Thinking that all individuals pursue "selfish" interest is equivalent to assuming that all random variables have zero covariance

Question

I read that: Thinking that all individuals pursue "selfish" interest is equivalent to assuming that all random variables have zero covariance. -- Nero

What does that mean, and what does it have to do with random variables and covariance?

There is an explanation: I read it as saying that people have many interests in common, so pursuing "selfish" interests can also be altruistic to some extent.

Another: That some people do in fact work towards the common good, or conversely, are outright malevolent rather than focused on personal gain

Assuming those are the meanings, I don't see what that has to do with random variables and covariance.

My guess: Given an index I, we list all random variables conceivable: ${X_i}_{i \in I}$.

It is clear that $Cov(X_j, X_k) \ \forall j, k \in I$, if well-defined, may or may not be zero.

Is covariance among two random variables an analogy for common interest among two people?

Answer 1

Taken most literally, the statement says that the claim that people optimize their own well-being without regard for others is equivalent to saying that no random variables ever interact with each other. It seems that the second claim is probably strictly stronger than the first: I can imagine a society in which people optimize strictly for their own well being (for example, a subsistence farming society where families need not interact with other families), but I cannot imagine random variables ever always having zero covariance.

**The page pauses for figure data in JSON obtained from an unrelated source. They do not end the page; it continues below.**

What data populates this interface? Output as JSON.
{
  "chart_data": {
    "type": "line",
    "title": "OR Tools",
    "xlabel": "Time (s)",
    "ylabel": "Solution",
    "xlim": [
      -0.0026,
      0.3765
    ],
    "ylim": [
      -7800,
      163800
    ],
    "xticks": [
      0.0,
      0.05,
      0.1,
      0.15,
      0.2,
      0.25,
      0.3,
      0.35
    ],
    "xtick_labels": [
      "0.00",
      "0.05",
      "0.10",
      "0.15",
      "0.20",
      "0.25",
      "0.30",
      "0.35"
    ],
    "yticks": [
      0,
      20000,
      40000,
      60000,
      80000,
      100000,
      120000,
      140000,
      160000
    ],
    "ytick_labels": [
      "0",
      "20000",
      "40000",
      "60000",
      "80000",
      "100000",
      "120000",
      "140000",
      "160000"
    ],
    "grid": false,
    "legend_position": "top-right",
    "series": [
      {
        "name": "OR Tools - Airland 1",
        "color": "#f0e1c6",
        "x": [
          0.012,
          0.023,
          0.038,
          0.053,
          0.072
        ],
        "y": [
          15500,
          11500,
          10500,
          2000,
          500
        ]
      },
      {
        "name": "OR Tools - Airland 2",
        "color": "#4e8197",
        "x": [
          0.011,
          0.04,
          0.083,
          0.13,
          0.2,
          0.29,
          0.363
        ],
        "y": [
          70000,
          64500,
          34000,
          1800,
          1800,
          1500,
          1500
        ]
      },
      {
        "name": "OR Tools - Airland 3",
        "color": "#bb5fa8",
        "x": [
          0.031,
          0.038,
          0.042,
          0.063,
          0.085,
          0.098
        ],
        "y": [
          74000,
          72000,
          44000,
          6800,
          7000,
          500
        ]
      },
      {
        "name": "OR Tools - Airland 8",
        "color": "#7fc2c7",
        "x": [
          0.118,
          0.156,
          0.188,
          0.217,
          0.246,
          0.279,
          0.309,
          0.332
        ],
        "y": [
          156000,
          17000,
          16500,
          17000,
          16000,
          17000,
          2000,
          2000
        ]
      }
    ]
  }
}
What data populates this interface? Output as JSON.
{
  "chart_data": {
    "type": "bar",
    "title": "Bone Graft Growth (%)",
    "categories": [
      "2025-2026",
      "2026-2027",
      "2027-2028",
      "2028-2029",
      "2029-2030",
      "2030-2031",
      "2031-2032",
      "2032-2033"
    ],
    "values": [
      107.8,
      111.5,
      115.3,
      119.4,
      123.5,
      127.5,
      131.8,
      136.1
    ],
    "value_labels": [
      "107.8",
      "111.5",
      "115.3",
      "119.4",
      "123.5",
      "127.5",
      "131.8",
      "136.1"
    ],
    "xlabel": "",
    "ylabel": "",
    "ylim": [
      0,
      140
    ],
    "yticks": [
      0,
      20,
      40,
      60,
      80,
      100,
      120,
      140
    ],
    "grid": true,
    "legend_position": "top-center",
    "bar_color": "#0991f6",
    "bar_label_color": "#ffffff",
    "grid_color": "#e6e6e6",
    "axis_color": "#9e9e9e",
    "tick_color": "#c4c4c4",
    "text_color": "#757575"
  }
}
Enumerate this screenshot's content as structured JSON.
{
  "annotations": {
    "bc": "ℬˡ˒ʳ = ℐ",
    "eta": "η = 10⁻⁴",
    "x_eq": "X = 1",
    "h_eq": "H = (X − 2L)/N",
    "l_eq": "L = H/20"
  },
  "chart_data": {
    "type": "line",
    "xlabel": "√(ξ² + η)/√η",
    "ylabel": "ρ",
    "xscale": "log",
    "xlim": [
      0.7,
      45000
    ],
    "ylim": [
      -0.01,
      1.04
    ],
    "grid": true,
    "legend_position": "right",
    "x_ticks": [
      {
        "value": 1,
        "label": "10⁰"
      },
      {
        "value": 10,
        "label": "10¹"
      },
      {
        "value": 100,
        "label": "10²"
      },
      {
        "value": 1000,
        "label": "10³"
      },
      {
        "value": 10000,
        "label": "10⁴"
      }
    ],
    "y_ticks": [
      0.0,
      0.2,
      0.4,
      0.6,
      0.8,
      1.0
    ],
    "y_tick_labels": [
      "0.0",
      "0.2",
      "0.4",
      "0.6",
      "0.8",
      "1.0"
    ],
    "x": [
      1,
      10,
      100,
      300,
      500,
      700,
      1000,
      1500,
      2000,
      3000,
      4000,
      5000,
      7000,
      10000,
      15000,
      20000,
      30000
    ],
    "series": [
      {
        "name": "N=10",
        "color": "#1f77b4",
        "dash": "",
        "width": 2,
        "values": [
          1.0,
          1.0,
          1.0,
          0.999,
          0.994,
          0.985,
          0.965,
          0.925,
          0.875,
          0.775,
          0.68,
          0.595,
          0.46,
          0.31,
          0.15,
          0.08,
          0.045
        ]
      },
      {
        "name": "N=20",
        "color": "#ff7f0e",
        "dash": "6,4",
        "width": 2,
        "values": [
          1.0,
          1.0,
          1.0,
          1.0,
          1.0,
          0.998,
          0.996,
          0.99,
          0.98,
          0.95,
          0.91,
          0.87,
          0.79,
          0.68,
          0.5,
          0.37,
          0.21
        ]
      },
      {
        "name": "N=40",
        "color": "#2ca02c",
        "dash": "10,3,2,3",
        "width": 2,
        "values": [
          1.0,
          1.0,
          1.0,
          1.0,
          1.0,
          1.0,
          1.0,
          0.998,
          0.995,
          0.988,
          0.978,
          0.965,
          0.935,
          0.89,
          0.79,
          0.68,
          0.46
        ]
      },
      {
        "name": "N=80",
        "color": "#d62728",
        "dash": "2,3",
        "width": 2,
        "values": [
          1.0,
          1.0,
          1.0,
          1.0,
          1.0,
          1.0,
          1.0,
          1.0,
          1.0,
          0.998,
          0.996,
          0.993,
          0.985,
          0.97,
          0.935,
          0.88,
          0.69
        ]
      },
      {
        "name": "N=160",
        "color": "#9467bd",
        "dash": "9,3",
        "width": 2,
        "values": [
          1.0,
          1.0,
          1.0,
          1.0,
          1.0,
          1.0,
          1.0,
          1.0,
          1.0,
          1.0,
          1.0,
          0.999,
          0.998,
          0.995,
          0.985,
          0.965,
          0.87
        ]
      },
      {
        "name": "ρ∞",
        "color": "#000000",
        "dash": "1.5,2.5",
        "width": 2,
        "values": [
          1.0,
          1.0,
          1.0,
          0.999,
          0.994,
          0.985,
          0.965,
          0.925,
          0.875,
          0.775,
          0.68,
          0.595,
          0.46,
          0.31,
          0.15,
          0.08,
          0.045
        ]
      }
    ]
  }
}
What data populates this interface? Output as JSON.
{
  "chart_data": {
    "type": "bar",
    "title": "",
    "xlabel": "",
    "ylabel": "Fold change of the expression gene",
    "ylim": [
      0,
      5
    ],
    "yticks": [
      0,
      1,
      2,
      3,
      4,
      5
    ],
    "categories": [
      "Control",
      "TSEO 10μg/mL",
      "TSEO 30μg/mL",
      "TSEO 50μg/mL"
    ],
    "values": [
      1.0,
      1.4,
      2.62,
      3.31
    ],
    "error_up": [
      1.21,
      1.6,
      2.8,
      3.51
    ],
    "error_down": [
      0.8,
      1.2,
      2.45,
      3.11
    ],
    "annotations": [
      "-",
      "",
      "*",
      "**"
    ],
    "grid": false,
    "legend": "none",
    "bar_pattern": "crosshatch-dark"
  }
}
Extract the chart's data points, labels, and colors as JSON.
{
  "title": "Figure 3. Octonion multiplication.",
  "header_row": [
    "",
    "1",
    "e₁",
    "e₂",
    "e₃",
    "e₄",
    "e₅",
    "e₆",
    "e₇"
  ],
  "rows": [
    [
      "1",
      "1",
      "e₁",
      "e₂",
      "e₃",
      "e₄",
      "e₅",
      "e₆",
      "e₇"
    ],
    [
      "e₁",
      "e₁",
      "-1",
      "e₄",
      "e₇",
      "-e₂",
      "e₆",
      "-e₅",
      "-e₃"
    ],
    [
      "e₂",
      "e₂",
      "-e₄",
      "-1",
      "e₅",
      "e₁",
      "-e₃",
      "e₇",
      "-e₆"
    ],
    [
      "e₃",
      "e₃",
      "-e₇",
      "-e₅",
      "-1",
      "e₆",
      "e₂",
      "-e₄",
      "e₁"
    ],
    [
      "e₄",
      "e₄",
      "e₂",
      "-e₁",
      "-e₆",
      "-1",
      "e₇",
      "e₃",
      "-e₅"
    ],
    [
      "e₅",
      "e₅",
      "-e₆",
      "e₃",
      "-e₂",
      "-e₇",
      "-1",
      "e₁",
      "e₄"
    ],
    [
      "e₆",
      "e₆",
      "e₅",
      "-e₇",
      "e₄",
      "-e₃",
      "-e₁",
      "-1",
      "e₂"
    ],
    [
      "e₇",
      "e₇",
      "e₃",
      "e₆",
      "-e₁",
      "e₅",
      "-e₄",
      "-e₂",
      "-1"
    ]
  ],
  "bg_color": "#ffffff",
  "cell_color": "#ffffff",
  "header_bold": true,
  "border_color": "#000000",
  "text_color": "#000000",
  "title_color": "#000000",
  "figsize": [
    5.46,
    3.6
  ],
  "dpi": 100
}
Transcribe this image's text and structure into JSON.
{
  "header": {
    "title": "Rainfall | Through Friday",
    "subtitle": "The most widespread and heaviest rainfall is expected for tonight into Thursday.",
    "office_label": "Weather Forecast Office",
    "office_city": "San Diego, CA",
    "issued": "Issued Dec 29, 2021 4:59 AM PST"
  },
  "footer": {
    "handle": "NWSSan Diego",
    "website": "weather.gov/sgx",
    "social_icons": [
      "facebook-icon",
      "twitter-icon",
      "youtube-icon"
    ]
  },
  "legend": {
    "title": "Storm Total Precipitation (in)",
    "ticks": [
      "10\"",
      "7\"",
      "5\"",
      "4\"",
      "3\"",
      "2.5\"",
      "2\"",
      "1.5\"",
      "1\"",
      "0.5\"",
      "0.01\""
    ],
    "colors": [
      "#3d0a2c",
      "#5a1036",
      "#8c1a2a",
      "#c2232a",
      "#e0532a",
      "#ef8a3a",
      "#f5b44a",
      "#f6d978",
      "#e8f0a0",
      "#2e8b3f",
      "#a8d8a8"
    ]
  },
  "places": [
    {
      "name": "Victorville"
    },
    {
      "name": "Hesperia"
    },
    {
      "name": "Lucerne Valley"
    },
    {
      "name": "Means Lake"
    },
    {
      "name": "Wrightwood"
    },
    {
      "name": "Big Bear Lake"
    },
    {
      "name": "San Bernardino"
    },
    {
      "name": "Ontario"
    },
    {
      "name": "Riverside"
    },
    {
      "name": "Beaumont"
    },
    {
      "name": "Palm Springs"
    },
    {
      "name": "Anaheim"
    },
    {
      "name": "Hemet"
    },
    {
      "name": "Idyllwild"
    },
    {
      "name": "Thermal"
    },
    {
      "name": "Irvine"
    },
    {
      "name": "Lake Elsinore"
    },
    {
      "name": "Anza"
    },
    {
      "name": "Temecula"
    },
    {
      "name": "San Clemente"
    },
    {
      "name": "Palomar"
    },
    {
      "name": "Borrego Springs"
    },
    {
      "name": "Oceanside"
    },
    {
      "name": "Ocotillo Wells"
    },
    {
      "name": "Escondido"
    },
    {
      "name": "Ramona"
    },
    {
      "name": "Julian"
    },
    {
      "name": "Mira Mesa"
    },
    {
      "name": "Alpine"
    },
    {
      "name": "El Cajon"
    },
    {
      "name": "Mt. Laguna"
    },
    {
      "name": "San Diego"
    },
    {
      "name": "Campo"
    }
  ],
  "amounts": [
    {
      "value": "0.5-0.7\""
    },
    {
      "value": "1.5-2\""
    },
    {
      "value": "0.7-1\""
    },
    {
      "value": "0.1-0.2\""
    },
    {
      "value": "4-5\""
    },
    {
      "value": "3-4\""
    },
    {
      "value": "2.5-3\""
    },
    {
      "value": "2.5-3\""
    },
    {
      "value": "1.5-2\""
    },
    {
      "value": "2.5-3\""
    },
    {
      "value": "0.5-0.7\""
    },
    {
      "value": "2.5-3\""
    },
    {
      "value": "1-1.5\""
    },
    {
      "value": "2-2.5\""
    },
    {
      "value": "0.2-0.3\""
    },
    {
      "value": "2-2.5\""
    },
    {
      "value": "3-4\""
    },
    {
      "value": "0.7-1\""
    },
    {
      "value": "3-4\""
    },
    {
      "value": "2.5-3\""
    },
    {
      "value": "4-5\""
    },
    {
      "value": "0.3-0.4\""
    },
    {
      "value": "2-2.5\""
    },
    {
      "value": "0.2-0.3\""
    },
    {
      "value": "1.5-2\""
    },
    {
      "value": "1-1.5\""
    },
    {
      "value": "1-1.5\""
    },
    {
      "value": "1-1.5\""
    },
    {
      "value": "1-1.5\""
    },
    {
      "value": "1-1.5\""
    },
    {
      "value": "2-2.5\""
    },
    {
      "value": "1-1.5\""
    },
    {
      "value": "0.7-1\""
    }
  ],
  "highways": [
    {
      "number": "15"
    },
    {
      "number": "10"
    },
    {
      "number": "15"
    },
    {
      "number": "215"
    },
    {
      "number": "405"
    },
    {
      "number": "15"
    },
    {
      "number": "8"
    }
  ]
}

Taken a little more generously - someone making the above claim might be trying to say that the pursuit of one's self interest never benefits or harms someone else. This claim also doesn't seem accurate:

1. There are cases where an individual's self interest hurts someone else, for example, when they are competing for some common thing).
2. There are cases when an individual's self interest benefits someone else, for example when someone is able to specialize in performing some task or providing some product, and trades that product or service to someone else who needs it.

Answer 2

I believe the analogy is meaningful as a critique of the ideal "self" implied in old models of rational self-interest.

Suppose possible "interests" vary randomly within a very large population of selves. To achieve zero correlation among these blind social atoms would still be vanishingly unlikely. Yet this zero correlation is implied in the ideal definition of "selfish."

This is why it is impossible to achieve "perfect diversity" in a financial portfolio. Even without considerations of "human nature," an idealized model of "rational self-interest" is incoherent and worse than useless. In reality, of course, what we mean by "self-interest" is already loaded with correlations.

Answer 3

Let $X$ be any non-constant random variable. Then the covariance between $X$ and $2X$ is not zero. Therefore it is false that all random variables have zero covaraince. Therefore the statement

A. Thinking that all individuals pursue "selfish" interest is equivalent to assuming that all random variables have zero covariance.

is equivalent to the statement

B. Thinking that all individuals pursue "selfish" interest is equivalent to assuming something false.

which in turn is equivalent to

C. It is false that all individuals pursue "selfish" interest.

So either 1) The person who said A intended to express statement C (in a very contorted way for some reason) or 2) the person who said A was confused.